December 18, 2015

Private: Were Justice Scalia’s Remarks in Fisher v. Texas Racist?

Fisher v. University of Texas at Austin, Justice Antonin Scalia, Supreme Court, Tanya Washington

by Tanya WashingtonProfessor of Law, Georgia State University College of Law. Follow the professor on Twitter @Profwashington8


But, more important than how his comments are perceived is how they frame the debate about affirmative action and how they will inform the Supreme Court’s decision in Fisher v. University of Texas at Austin

The issues before the Court center on whether the means of obtaining the racial diversity that serves educational prerogatives is narrowly tailored and therefore constitutional, and not whether the end to be achieved (educational diversity) is a compelling and constitutional goal. Though the constitutionality of educational diversity was settled as a matter of law in Grutter v. Bollinger in 2003, the comments of several justices, including Justice Scalia, during oral arguments in Fisher suggest that its constitutional future is far from certain. 

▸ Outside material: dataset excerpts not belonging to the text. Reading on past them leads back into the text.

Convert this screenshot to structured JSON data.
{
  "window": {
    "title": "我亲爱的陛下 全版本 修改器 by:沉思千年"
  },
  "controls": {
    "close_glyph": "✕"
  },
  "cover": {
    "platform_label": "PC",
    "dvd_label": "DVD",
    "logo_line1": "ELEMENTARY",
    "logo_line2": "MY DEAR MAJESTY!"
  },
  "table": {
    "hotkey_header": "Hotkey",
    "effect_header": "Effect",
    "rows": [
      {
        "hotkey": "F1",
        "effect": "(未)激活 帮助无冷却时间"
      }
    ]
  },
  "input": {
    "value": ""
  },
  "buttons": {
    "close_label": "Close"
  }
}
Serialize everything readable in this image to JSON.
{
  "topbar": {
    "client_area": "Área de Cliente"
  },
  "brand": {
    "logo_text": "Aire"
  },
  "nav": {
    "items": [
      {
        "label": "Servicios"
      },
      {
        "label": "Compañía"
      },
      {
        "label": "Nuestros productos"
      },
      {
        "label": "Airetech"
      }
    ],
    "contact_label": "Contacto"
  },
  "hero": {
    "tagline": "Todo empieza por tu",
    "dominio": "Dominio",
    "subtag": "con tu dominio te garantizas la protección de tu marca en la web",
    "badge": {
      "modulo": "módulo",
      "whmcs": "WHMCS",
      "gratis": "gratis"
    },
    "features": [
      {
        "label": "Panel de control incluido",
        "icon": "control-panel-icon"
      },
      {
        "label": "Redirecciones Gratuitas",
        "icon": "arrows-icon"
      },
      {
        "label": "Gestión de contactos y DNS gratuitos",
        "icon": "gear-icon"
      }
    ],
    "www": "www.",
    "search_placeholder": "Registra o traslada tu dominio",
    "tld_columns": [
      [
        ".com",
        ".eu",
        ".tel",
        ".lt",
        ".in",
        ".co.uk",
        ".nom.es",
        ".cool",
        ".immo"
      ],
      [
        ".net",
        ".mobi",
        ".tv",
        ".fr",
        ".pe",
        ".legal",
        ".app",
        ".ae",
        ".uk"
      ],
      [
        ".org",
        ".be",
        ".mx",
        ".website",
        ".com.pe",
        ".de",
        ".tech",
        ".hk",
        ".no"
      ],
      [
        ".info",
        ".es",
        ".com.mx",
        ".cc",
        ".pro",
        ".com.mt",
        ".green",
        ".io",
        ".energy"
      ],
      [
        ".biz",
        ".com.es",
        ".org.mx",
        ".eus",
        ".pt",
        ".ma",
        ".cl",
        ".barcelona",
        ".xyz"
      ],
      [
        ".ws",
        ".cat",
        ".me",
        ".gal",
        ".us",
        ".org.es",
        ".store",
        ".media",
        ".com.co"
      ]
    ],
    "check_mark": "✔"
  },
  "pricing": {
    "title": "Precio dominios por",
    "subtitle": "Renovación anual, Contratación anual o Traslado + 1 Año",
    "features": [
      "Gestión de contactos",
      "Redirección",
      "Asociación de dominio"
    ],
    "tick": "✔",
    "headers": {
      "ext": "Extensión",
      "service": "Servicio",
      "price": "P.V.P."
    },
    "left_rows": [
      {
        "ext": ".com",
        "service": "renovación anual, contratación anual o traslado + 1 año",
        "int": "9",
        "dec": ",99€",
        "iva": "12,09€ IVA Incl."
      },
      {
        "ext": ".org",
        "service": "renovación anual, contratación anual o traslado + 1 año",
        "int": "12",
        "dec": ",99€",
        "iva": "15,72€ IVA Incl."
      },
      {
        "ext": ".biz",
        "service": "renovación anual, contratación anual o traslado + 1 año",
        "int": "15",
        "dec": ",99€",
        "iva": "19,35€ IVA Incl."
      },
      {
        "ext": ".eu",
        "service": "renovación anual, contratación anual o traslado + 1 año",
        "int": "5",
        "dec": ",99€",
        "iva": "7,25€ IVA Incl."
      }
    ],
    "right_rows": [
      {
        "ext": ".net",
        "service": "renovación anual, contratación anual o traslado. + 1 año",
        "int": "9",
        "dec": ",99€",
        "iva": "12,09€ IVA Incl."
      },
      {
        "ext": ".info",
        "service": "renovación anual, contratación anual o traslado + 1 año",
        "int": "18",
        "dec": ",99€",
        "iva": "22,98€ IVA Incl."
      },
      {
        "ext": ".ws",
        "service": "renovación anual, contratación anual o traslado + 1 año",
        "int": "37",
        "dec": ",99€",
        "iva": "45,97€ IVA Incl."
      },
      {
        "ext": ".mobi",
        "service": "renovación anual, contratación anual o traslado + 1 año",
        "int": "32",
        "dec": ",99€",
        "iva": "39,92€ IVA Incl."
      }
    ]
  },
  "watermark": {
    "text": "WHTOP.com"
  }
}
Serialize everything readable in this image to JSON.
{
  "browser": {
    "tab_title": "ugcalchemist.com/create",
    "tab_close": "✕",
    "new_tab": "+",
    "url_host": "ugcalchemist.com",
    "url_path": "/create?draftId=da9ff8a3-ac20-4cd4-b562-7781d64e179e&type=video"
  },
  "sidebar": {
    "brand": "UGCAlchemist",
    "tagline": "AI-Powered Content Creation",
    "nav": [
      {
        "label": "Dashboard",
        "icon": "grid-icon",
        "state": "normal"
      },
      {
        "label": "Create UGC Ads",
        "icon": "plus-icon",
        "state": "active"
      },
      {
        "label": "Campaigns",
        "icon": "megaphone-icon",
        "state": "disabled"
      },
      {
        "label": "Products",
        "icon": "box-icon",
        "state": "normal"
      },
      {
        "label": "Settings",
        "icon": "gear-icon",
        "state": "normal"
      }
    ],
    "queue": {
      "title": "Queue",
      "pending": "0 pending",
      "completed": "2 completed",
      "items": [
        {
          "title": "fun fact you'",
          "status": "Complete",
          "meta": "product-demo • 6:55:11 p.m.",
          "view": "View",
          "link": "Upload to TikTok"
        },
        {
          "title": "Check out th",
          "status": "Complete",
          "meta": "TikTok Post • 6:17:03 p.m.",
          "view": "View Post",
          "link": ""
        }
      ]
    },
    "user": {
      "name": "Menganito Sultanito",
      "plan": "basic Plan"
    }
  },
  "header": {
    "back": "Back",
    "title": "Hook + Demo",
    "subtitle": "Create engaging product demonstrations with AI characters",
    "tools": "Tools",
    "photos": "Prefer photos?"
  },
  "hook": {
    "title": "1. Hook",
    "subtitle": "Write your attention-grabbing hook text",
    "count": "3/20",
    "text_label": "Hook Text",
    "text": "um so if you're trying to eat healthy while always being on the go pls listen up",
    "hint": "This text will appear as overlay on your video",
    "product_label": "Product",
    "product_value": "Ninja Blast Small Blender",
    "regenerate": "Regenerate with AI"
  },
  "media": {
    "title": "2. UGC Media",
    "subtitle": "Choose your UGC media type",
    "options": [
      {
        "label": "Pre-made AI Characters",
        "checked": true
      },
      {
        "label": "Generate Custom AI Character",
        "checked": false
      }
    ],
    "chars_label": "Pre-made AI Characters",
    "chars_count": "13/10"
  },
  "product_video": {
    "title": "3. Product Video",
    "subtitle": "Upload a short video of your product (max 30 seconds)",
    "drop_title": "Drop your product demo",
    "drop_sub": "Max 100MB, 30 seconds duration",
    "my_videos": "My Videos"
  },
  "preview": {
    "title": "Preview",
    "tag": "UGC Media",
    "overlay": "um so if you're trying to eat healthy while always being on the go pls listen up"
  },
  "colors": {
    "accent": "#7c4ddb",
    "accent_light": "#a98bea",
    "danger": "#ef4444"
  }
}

In oral arguments before the Court on December 9, 2015, Justice Scalia made the following controversial statements about the legitimacy of educational diversity: 

There are . . . those who contend that it does not benefit African Americans to get them into the University of Texas where they do not do well, as opposed to having them go to a less-advanced school, … a  slower-track school where they do well. . . . One of the briefs pointed out that most of the Black scientists in this country don't come from schools like the University of Texas. . . . They come from lesser schools where they do not feel that they're that they're being pushed ahead in classes that are too fast for them. . . . I'm just not impressed by the fact that the University of Texas may have fewer [Blacks].  Maybe it ought to have fewer. And maybe some you know, when you take more, the number of Blacks, really competent Blacks admitted to lesser schools, turns out to be less. 

Justice Scalia is not the first justice to express these views.  In his dissent in Grutter v. Bollinger Justice Thomas observed, “[O]vermatched students . . . . find that they cannot succeed in the cauldron of competition. And this mismatch crisis is not restricted to elite institutions.” These views tap into the perception of affirmative action as a way of admitting “unqualified” students of color into colleges and universities where they cannot compete.  

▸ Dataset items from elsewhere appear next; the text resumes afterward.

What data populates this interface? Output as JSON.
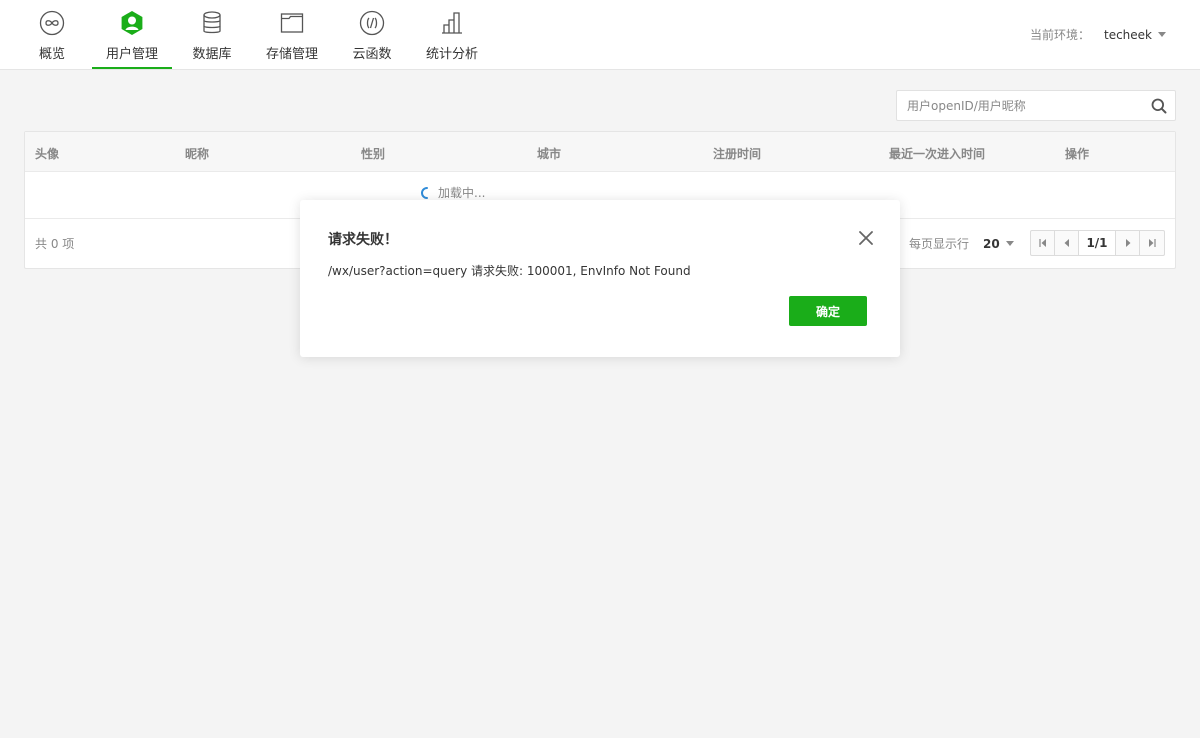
{
  "nav": {
    "items": [
      {
        "label": "概览",
        "icon": "infinity-icon"
      },
      {
        "label": "用户管理",
        "icon": "user-icon",
        "active": true
      },
      {
        "label": "数据库",
        "icon": "database-icon"
      },
      {
        "label": "存储管理",
        "icon": "folder-icon"
      },
      {
        "label": "云函数",
        "icon": "function-icon"
      },
      {
        "label": "统计分析",
        "icon": "bar-chart-icon"
      }
    ],
    "env_label": "当前环境：",
    "env_value": "techeek"
  },
  "search": {
    "placeholder": "用户openID/用户昵称"
  },
  "table": {
    "columns": [
      "头像",
      "昵称",
      "性别",
      "城市",
      "注册时间",
      "最近一次进入时间",
      "操作"
    ],
    "loading_text": "加载中...",
    "total_text": "共 0 项",
    "page_size_label": "每页显示行",
    "page_size_value": "20",
    "page_indicator": "1/1"
  },
  "dialog": {
    "title": "请求失败！",
    "message": "/wx/user?action=query 请求失败: 100001, EnvInfo Not Found",
    "ok_label": "确定"
  },
  "colors": {
    "accent": "#1aad19",
    "background": "#f4f4f4"
  }
}
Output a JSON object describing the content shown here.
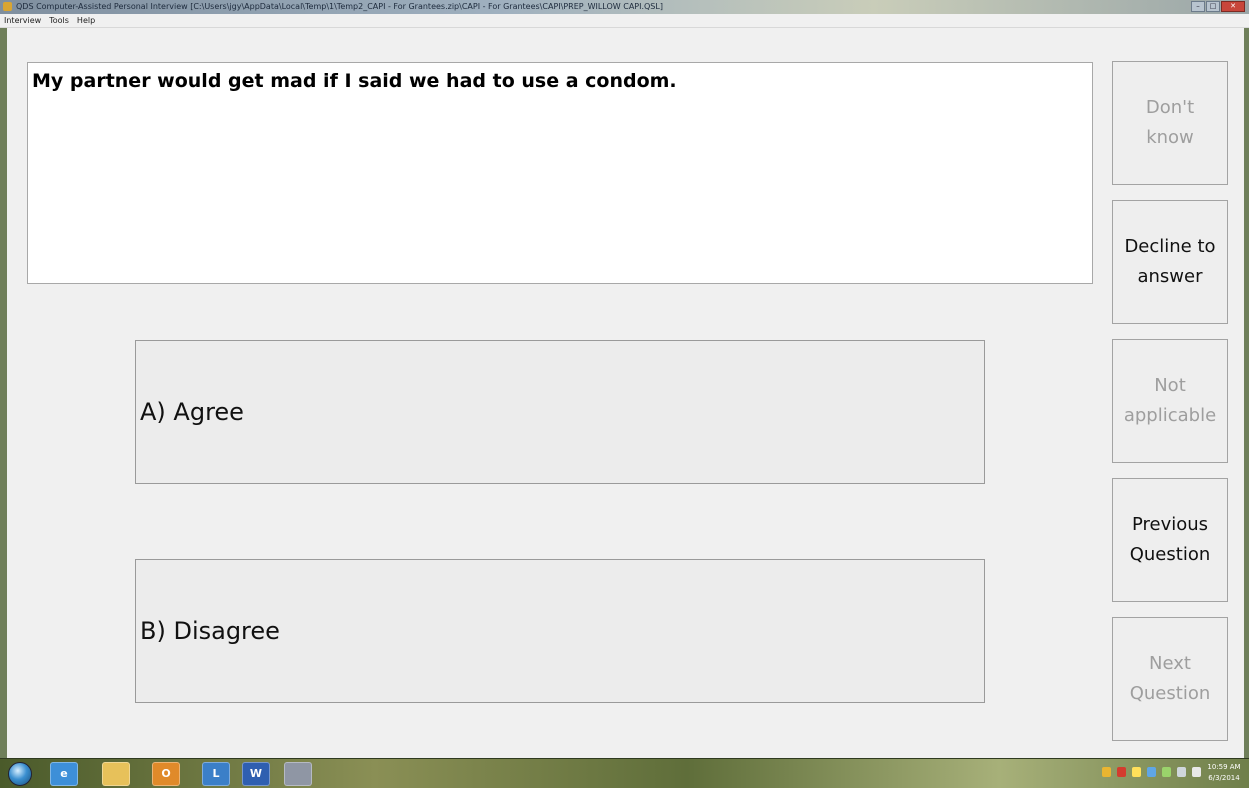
{
  "window": {
    "title": "QDS Computer-Assisted Personal Interview [C:\\Users\\jgy\\AppData\\Local\\Temp\\1\\Temp2_CAPI - For Grantees.zip\\CAPI - For Grantees\\CAPI\\PREP_WILLOW CAPI.QSL]"
  },
  "menu": [
    "Interview",
    "Tools",
    "Help"
  ],
  "question": {
    "text": "My partner would get mad if I said we had to use a condom."
  },
  "answers": [
    {
      "label": "A) Agree"
    },
    {
      "label": "B) Disagree"
    }
  ],
  "side_buttons": {
    "dont_know": "Don't\nknow",
    "decline": "Decline to\nanswer",
    "not_applicable": "Not\napplicable",
    "previous": "Previous\nQuestion",
    "next": "Next\nQuestion"
  },
  "taskbar": {
    "apps": [
      "start-orb",
      "internet-explorer-icon",
      "folder-icon",
      "outlook-icon",
      "lync-icon",
      "word-icon",
      "app-icon"
    ],
    "word_letter": "W",
    "outlook_letter": "O",
    "lync_letter": "L",
    "clock_time": "10:59 AM",
    "clock_date": "6/3/2014"
  },
  "colors": {
    "disabled_text": "#9e9e9e",
    "button_face": "#eeeeee",
    "panel": "#f0f0f0"
  }
}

Of greater concern to me than the patronizing tone of Justice Scalia’s remarks and Justice Thomas’ observation is the fact that both reveal a lack of understanding of educational diversity. The University of Texas (UT) is using race to obtain an educational benefit. Can the Court determine whether how UT is using race is constitutional if it doesn’t understand why it is using race?

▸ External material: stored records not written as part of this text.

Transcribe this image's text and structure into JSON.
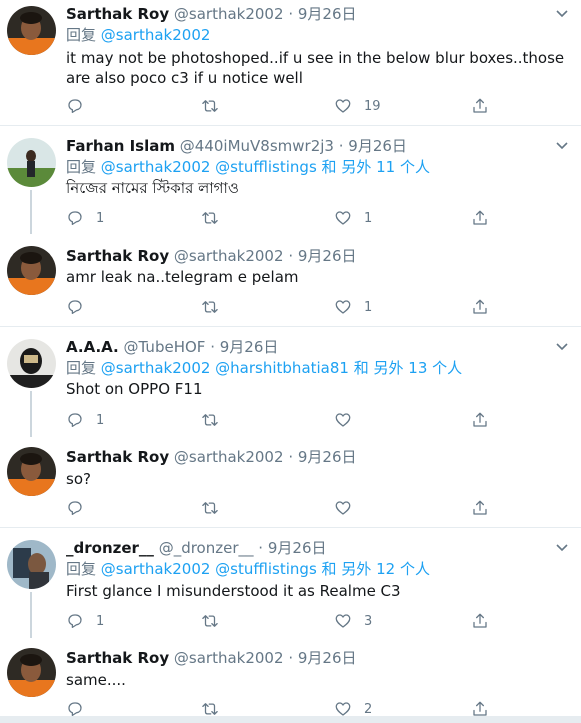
{
  "tweets": [
    {
      "name": "Sarthak Roy",
      "handle": "@sarthak2002",
      "sep": "·",
      "time": "9月26日",
      "reply_prefix": "回复",
      "mentions": "@sarthak2002",
      "reply_suffix": "",
      "text": "it may not be photoshoped..if u see in the below blur boxes..those are also poco c3 if u notice well",
      "reply_count": "",
      "retweet_count": "",
      "like_count": "19"
    },
    {
      "name": "Farhan Islam",
      "handle": "@440iMuV8smwr2j3",
      "sep": "·",
      "time": "9月26日",
      "reply_prefix": "回复",
      "mentions": "@sarthak2002 @stufflistings",
      "reply_suffix": "和 另外 11 个人",
      "text": "নিজের নামের স্টিকার লাগাও",
      "reply_count": "1",
      "retweet_count": "",
      "like_count": "1"
    },
    {
      "name": "Sarthak Roy",
      "handle": "@sarthak2002",
      "sep": "·",
      "time": "9月26日",
      "text": "amr leak na..telegram e pelam",
      "reply_count": "",
      "retweet_count": "",
      "like_count": "1"
    },
    {
      "name": "A.A.A.",
      "handle": "@TubeHOF",
      "sep": "·",
      "time": "9月26日",
      "reply_prefix": "回复",
      "mentions": "@sarthak2002 @harshitbhatia81",
      "reply_suffix": "和 另外 13 个人",
      "text": "Shot on OPPO F11",
      "reply_count": "1",
      "retweet_count": "",
      "like_count": ""
    },
    {
      "name": "Sarthak Roy",
      "handle": "@sarthak2002",
      "sep": "·",
      "time": "9月26日",
      "text": "so?",
      "reply_count": "",
      "retweet_count": "",
      "like_count": ""
    },
    {
      "name": "_dronzer__",
      "handle": "@_dronzer__",
      "sep": "·",
      "time": "9月26日",
      "reply_prefix": "回复",
      "mentions": "@sarthak2002 @stufflistings",
      "reply_suffix": "和 另外 12 个人",
      "text": "First glance I misunderstood it as Realme C3",
      "reply_count": "1",
      "retweet_count": "",
      "like_count": "3"
    },
    {
      "name": "Sarthak Roy",
      "handle": "@sarthak2002",
      "sep": "·",
      "time": "9月26日",
      "text": "same....",
      "reply_count": "",
      "retweet_count": "",
      "like_count": "2"
    }
  ],
  "colors": {
    "accent": "#1da1f2",
    "muted": "#657786",
    "text": "#14171a",
    "divider": "#e6ecf0",
    "thread_line": "#ccd6dd"
  },
  "icons": {
    "reply": "reply-icon",
    "retweet": "retweet-icon",
    "like": "like-icon",
    "share": "share-icon",
    "more": "chevron-down-icon"
  }
}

The goal that the majority in Grutter recognized as a compelling interest was educational diversity, of which racial diversity is but one aspect. Educational diversity relies on the theory of cognitive disequilibrium as provoking higher order thinking. It takes advantage of a racially diverse student body to provide the cognitive dissonance that forces students to reconcile different perceptions produced by different experiences. 

Justice Scalia’s comments cast affirmative action as an ill-conceived goal that harms, rather than helps, Black students. Implicit in his statement is the idea that the goal of affirmative action is to help Black students, when in fact the goal of educational diversity is not to remediate the effects of racial discrimination for students of color; rather, it is to use racially diverse experiences in the classroom to enhance the educational experience of every student.      

To be fair, Justice O’Connor’s opinion in Grutter did not distinguish between remedial affirmative action and educational diversity, leaving room for Justice Scalia to confuse the two goals. The confusion has constitutional consequences and will inform two questions the Court’s decision in Fisher is expected to answer:  1) whether UT’s use of race as a “factor of a factor of a factor” in a holistic review of applicants is narrowly tailored to achieve educational diversity; and 2) how much racial diversity is enough for UT to achieve the educational benefits it seeks? 

As a proud beneficiary of affirmative action and a graduate of the University of Maryland and Harvard law schools, I was offended by Justice Scalia’s statements, and I know that his comments linking intellectual capacity and race are not true for Black or White students. Having taught at esteemed historically Black colleges and universities, like Howard University, I also know that institutions Justice Scalia refers to as “slower track schools” and "lesser schools" educate and graduate some of the most brilliant minds in the nation, including the late Justice Thurgood Marshall. I understand why his statements inspired such passionate debate.

Pondering whether Justice Scalia’s comments are racist is certainly a provocative question – hence the title of this post. However, it is also important to consider how his remarks obscure the goal that schools employing race-conscious admissions policies seek to achieve. Those Justices in favor of upholding Grutter’s ruling that educational diversity is a compelling interest would do well to define the goal, thereby increasing the odds that using race to that end will withstand constitutional scrutiny in Fisher and beyond.